Brösztl-Reinsch: Adherence to specific segregation of duties becomes absolutely vital for organizations beyond a certain size, or for companies with departments upwards of a specific size. Smaller businesses, on the other hand, do not require this segregation - it may not even be possible. In that case, we perform rigorous and strict spot checks. These range from targeted tests all the way to in-depth transaction audits. They can also be complemented by compensatory process checks.

IBIS: What's your view on process integration beyond system boundaries?

Brösztl-Reinsch: This development presents a new challenge for the user's internal monitoring system and for the auditor's external monitoring system. And that's why we think appropriate monitoring functions are an absolute must. They neatly list all processes that have been checked. It helps us identify which business processes are running as stipulated and which ones aren't. To be able to approve without reservations an SAP system in all compliance aspects, this type of monitoring is imperative.

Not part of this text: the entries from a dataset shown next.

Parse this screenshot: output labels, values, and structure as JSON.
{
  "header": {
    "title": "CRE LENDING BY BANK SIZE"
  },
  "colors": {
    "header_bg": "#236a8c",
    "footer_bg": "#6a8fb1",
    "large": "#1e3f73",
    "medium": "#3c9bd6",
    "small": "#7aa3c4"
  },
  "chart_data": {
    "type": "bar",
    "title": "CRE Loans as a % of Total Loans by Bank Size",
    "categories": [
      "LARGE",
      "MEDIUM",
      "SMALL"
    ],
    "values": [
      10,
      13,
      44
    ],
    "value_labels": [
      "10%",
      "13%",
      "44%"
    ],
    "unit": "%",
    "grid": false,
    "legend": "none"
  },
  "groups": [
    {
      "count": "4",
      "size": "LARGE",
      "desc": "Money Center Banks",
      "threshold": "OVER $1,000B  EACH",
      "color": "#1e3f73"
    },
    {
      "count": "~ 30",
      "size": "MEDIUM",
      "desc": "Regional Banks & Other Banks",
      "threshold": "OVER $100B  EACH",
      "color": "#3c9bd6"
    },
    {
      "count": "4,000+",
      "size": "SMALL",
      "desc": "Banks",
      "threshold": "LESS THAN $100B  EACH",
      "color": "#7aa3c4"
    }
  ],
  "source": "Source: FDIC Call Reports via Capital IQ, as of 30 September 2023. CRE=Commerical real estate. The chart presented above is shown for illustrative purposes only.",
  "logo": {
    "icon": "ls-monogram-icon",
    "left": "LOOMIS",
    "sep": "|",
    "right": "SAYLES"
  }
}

IBIS: What other challenges do you foresee automated system and usage analyses helping out with in the future?

Brösztl-Reinsch: Expectations of the tools implemented become higher over time. There are three developments I\d like to see for RBE Plus. First, appropriate monitoring should be added for periodic checks. Second, tool-aided integration of internal and external monitoring systems would be helpful. And third, it would be nice if RBE Plus analyses were also available for non-SAP IT systems.